Pour la petite histoire, j’appartiens à une famille de sept enfants. Lorsque ma mère nous a annoncé l’arrivée du septième, nous les enfants, nous avons décidé de bouder nos parents : nous ne voulions plus de petite sœur ou de petit frère. C’était bon, nous étions déjà assez ! En grandissant, je me suis jurée de ne pas faire autant d’enfants. Et quand j’ai commencé à chanter, je savais que d’une manière ou d’une autre j’aborderai ces questions dans mes textes.
J’ai débuté ma carrière professionnelle avec un groupe de hip-hop qui s’appelait Kaidangaskia.2. Nos chansons étaient très engagées : nous parlions de tout ce qui mine notre société et notre milieu politique comme la mal-gouvernance, les problèmes de genre, le VIH, etc. Avec d’autres musiciens-chanteurs, les Artistes unis pour le rap africain, nous avons aussi créé une sorte de comédie musicale en hip-hop. Les chansons de cet album racontaient les histoires de ce qu’on a appelé « les enfants du Poto-Poto ». Nous jouions chacun un rôle d’enfant : il y avait une fille placée en famille, une fille mariée de force, une jeune fille enceintée précocement, etc.
« Chaque femme doit pouvoir accéder à la contraception si elle le souhaite : pour son bien-être et celui de sa famille »
Quand j’ai entamé ma carrière en solo, les chansons de mon premier album parlaient beaucoup des femmes et de ce qu’elles vivent. Cela m’a permis de rencontrer des ONG et de travailler avec elles sur ces sujets, souvent en compagnie d’autres artistes. C’est ainsi qu’avec quatre autres nigériennes et une sénégalaise, nous avons produit une chanson sur l’espacement des naissances. « Finis les pleurs et les souffrances, nous allons espacer nos grossesses pour notre santé » disait le refrain de la chanson. La contraception n’est pas un devoir, c’est un droit. On ne dit pas qu’il faut utiliser la contraception mais que chaque femme doit pouvoir y accéder si elle le souhaite : pour son bien-être et celui de sa famille.

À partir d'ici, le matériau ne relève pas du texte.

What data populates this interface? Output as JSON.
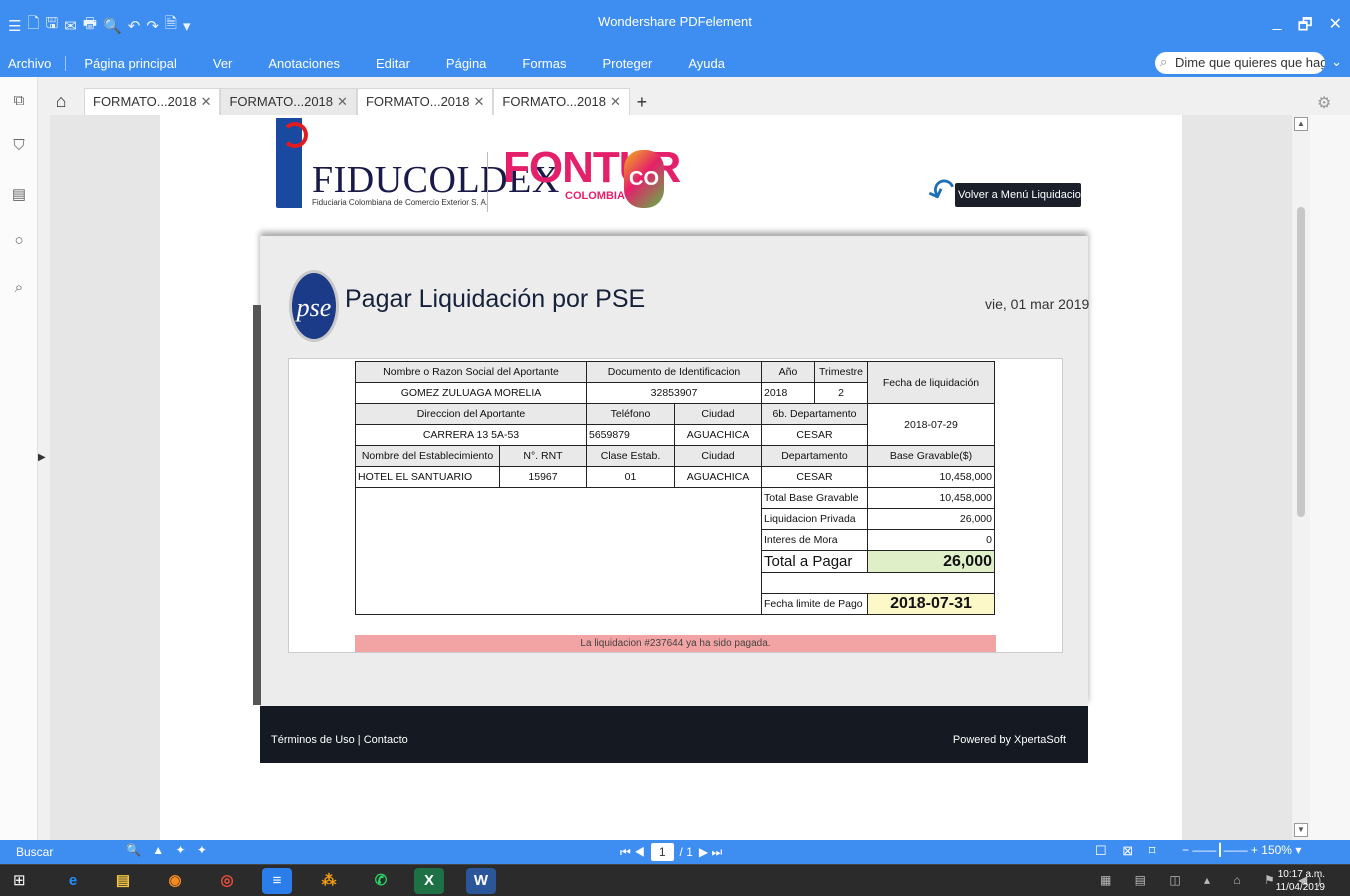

Malgré la loi, ce droit n’est pas bien accepté. Par exemple, aujourd’hui encore, quand une jeune femme demande la pilule à une pharmacienne, il n’est pas rare que cette dernière soit choquée et refuse de la lui vendre. Pourquoi ce jugement, cette incompréhension ? Même si l’on n’est pas toujours d’accord, il faut s’adapter à une jeunesse qui n’arrête pas de changer. Oui, la sexualité commence plus tôt qu’avant. Même dans les campagnes. Pourquoi refuser la réalité ? Il faut de la responsabilité des deux côtés. Les aînés peuvent essayer de convaincre les jeunes des risques qu’ils prennent, mais faut-il les empêcher de se protéger ? Et les jeunes doivent comprendre que tout cela n’est pas un jeu et que leurs choix ont des conséquences graves sur leur avenir. Pour cela, sortons du tabou et de l’ignorance !
« Il faut dire les choses telles qu’elles sont pour que les mentalités bougent »
J’ai suivi une grande partie de mes études scolaires et universitaires au Maroc où mon père travaillait. Quand je suis revenue au Niger en 2004, je me suis vite rendue compte de la différence entre les deux pays en ce qui concerne la liberté des femmes, au moins dans les grandes villes. Il suffit d’aller dans la rue. Ici, si tu sors en pantalon, tu te fais insulter. Ou bien tu conduis tranquillement ta voiture et un taximan peut se mettre au milieu de la route pour que tu ne le doubles pas… parce que cela heurterait sa virilité. Et je ne parle pas des mutilations sexuelles, des mariages précoces ou forcés, des rapports sexuels subis, des grossesses non désirées, du double travail à la maison et dans les champs, etc.
Les femmes ne sont pas considérées. On préfère qu’elles soient à la maison plutôt qu’à l’école car une femme savante créerait trop de problèmes. Donc toute la vie d’une femme est sous le contrôle des autres. Elle subit non seulement le regard et le jugement des hommes, mais aussi la mesquinerie d’autres femmes qui seront les premières à lancer des ragots et à jouer contre leur camp. Alors il faut dire les choses telles qu’elles sont pour que les mentalités bougent. Moi je les chante.